Results
Among the eight children, five were boys. The age ranged from 6 to 12
years. Cough was present in seven children; it was dry in four and wet
or productive in three cases. Fever was present in five children. Other
symptoms were chest pain, hemoptysis and dyspnea. On examination,
localized chest findings were present in six children. Five of them had
reduced breath sounds with dullness on percussion, while one had
bronchial breathing. One child had been treated as empyema 2 years back
in another hospital, and another child had received treatment for lung
abscess. They presented to our hospital because of non-resolution. Table
1 presents a summary of the clinical findings.
All children presented to us with chest xrays and CT scans done
elsewhere. Xrays showed cystic lesion in one patient, homogenous
consolidation with rounded contours in two and non-specific localized
consolidation in the other five cases. CT scan showed fluid filled
cystic lesions in two, while the others showed consolidation with or
without central cavitation. One child also had a right paratracheal
cystic lesion. The radiographic findings are summarized in Table 1. Four
children had an eosinophil count above 500 per microlitre. Hydatid
serology was positive in six children. One child had an additional cyst
in segment V of the liver.
Flexible fibreoptic bronchoscopy showed white or yellow glistening
membranes occluding the main, lobar or segmental bronchi, in all but one
patient. The location corresponded to the involved lobe identified on
imaging. BAL specimens were carefully obtained in seven children.
There were no systemic adverse events during any of these procedures,
including hemodynamic instability, anaphylactic reaction or other post
procedure complications. However, in one child, there was a gush of
fluid return during BAL that turned mildly haemorrhagic and required
prolonged suctioning. No other intervention was required in this child.
Cytopathologic examination of seven BAL specimens showed acellular
lamellated membranes in two specimens, and non-specific inflammatory
cells in the remaining five. Membranes were brightly positive on
Periodic acid-Schiff (PAS) stain. Two BAL specimens had solid fragments
wherein histopathologic examination showed acellular eosinophilic
lamellated membrane representing hydatid ectocyst in both. Hydatid
germinal layer could also be seen in one of them. Cytologic examination
in these two specimens did not show any hydatid elements. Thus
pathologic confirmation was obtained in four of seven BAL specimens.

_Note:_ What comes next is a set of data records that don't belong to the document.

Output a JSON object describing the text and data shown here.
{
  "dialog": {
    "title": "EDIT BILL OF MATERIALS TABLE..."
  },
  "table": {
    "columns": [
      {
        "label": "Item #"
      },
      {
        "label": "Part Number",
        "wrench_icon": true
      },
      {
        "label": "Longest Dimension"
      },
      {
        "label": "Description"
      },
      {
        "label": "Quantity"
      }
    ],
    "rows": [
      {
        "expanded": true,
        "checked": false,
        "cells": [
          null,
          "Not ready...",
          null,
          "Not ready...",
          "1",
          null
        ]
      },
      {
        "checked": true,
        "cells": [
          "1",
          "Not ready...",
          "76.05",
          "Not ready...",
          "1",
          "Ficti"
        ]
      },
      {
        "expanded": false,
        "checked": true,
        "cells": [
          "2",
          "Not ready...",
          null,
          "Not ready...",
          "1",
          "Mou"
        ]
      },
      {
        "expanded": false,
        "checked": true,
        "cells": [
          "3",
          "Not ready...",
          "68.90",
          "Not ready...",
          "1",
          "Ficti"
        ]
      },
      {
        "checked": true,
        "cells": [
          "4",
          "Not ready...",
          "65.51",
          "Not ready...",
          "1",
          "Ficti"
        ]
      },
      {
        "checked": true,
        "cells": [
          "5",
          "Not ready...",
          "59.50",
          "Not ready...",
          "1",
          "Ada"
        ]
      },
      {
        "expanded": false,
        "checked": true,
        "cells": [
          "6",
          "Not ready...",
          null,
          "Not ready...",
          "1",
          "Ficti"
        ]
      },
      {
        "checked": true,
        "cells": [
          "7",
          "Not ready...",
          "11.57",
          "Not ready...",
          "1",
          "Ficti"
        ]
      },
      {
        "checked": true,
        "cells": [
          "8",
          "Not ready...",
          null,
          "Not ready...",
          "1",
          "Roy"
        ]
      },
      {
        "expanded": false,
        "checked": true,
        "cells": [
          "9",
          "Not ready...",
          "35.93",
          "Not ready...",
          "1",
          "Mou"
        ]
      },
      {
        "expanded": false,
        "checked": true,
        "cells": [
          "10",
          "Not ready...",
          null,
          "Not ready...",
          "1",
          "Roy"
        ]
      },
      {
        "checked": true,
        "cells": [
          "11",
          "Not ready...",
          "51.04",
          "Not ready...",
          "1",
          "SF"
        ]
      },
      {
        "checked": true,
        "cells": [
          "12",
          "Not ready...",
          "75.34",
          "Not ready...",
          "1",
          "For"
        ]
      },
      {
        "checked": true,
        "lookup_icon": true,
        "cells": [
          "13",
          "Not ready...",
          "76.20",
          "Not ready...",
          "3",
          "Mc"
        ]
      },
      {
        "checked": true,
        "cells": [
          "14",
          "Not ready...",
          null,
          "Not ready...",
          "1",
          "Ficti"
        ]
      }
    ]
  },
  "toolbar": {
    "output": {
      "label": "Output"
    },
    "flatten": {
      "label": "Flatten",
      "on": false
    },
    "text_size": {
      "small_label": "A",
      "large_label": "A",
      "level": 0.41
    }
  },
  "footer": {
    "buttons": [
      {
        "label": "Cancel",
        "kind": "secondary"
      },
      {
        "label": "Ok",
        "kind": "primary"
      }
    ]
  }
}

Seven children were referred for surgery and histopathology of the
excised cysts confirmed hydatid disease. The patient who did not have
membranes on bronchoscopy had a normal BAL examination. This child had
positive serology and was treated for hydatid without surgery.
Bronchoscopy showed membranes in two children with negative serology.
Overall, flexible bronchoscopy with BAL analysis could confirm the
diagnosis in seven of eight children patients prior to surgery.